The clock works by precisely monitoring the frequency at which atoms of ytterbium naturally vibrate, producing light waves of very characteristic frequencies and colours.
The key to making any clock as accurate as possible is to build a system that ticks or vibrates at the steadiest frequency possible. In a pendulum clock, friction between the clock's parts and with the air around the pendulum bob interferes with its steady swing and make it swing unpredictably.
Atomic clocks, on the other hand, are able to achieve much better accuracy than clocks with larger swinging mechanisms, because it's much easier to put single atoms in very controlled laboratory environments, away from external interfering influences.

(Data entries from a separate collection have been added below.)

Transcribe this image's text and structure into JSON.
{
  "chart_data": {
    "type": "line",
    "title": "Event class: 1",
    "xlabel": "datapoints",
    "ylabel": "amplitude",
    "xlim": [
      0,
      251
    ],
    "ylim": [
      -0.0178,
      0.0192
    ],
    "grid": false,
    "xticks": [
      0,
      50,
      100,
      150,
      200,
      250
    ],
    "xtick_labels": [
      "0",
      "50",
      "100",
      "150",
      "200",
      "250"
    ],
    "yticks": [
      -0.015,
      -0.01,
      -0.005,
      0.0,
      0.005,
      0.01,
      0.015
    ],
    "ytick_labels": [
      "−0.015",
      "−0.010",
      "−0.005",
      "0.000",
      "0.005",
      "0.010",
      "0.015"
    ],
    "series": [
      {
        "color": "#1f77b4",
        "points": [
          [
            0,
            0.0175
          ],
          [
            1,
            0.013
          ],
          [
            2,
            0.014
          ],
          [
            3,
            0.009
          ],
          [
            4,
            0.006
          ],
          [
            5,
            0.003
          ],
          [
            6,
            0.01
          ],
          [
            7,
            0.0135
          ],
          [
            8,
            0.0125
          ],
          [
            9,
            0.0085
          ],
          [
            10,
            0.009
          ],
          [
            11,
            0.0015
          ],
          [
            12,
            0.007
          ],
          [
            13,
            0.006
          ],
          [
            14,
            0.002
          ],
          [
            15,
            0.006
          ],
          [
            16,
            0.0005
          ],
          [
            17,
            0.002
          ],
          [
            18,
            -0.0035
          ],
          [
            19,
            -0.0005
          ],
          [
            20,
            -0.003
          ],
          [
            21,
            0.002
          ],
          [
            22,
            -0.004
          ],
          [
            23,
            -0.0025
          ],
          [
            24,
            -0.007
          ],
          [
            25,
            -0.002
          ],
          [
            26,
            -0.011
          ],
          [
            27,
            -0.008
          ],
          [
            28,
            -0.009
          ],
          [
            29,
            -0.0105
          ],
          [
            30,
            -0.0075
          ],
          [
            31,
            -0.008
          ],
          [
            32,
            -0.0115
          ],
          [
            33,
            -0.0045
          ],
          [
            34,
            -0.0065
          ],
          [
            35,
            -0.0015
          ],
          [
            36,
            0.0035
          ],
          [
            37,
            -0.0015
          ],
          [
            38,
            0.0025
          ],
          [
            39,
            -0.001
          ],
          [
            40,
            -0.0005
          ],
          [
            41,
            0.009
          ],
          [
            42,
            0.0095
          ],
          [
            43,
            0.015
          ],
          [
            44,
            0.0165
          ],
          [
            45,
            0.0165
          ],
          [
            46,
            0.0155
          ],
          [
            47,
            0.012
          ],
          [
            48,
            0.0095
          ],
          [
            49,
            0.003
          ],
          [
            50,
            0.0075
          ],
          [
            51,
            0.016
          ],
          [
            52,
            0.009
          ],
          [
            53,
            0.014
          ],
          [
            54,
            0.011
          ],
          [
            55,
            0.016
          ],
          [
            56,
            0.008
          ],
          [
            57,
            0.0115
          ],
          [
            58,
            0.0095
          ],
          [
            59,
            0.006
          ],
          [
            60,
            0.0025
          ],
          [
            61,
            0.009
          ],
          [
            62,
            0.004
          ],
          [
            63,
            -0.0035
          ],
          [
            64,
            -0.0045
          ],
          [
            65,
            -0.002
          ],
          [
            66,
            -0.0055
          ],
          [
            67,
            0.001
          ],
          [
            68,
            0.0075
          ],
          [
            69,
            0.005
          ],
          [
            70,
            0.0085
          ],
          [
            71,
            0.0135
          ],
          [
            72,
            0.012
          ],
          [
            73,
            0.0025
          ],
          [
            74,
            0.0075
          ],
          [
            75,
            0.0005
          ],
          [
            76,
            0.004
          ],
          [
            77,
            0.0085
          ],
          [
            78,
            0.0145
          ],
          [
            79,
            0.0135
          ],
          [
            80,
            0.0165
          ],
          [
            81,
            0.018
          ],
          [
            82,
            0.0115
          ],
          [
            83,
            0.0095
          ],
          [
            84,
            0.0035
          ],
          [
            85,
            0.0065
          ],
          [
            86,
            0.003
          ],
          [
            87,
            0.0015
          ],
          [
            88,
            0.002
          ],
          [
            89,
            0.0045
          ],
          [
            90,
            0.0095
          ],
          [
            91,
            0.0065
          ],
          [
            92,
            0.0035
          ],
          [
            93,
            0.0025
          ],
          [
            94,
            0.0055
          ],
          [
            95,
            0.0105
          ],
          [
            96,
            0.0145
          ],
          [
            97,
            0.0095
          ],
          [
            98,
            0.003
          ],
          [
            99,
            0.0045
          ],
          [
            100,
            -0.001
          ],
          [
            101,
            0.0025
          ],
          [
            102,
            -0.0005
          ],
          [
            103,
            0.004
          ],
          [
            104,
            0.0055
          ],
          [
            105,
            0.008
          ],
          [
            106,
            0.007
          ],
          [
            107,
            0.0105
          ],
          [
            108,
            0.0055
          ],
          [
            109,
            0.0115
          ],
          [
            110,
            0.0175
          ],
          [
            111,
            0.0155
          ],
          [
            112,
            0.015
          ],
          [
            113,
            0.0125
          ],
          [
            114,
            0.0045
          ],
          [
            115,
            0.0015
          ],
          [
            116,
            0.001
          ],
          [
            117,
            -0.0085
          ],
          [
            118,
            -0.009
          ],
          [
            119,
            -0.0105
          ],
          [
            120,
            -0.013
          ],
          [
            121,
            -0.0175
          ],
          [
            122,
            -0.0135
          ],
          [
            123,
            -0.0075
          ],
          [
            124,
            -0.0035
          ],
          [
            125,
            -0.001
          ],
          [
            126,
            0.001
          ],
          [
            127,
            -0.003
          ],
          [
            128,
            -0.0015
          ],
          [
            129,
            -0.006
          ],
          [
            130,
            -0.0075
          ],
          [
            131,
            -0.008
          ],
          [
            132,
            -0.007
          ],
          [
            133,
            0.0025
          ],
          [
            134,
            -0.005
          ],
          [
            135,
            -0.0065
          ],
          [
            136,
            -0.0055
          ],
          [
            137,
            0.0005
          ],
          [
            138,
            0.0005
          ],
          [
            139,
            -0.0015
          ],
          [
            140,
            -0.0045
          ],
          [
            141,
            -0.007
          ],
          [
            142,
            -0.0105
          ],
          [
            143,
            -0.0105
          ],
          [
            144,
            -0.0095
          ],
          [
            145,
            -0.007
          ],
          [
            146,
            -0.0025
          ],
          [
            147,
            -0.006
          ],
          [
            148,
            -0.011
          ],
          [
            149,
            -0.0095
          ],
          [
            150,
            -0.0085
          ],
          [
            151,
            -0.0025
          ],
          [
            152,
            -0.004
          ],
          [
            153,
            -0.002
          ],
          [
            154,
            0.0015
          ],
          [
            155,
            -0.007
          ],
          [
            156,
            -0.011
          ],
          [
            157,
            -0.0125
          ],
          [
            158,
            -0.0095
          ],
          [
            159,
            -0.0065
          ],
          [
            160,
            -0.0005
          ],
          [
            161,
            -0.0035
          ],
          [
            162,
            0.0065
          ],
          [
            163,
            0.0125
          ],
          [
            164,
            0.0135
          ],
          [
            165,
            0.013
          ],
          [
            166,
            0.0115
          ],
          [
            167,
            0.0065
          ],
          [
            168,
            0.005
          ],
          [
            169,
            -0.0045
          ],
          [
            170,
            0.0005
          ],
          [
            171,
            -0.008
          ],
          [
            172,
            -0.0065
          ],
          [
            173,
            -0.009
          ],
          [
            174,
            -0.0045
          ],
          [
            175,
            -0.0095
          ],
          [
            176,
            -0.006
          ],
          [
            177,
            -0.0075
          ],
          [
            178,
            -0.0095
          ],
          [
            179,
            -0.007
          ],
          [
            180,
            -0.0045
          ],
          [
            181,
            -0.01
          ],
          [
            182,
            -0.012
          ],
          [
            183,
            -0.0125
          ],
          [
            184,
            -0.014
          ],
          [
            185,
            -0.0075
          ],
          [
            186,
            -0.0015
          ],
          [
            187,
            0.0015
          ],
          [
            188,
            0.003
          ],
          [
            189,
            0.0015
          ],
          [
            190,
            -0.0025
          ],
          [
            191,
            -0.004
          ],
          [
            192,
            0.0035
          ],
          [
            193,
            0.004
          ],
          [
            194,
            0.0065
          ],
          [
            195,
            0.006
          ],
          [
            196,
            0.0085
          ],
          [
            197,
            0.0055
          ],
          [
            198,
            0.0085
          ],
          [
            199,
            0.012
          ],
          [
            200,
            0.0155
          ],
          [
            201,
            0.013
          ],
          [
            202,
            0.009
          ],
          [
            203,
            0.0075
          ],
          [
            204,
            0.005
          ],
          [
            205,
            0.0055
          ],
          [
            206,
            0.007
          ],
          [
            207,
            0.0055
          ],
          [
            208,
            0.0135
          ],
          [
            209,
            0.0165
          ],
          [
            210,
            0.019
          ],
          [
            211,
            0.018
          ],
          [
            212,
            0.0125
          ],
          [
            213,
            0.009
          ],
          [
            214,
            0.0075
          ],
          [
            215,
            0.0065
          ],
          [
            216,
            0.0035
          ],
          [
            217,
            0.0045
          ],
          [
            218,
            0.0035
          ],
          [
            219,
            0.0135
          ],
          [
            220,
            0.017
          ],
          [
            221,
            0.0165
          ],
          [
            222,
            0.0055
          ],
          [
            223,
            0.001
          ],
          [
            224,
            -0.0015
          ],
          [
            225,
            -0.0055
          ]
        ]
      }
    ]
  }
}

The difficulty, however, is that the electromagnetic vibrations produced by atoms typically have frequencies of billions, or even millions of billions, of cycles per second. Counting those cycles to keep track of time requires some of the fastest electronics in the world. Although ytterbium atoms are known to be very stable, it hasn't been possible to use them in an atomic clock until now because of the high frequency of the light they produce.
Using time standards like these allow scientists to make very precise measurements of how long processes take. For example, the Earth rotates on its axis once every 24 hours, and that is what gives us day and night. But movements of landmasses and ice sheets can trigger minute variations in the Earth's rotation, which can only be measured with the world's best clocks, but which can tell us about the structure of our own planet.
Physicists want to test Einstein's theory of relativity, which predicts that clocks should run slow when moved at very high speeds, but the effect is so tiny that it can only be measured with incredibly good clocks.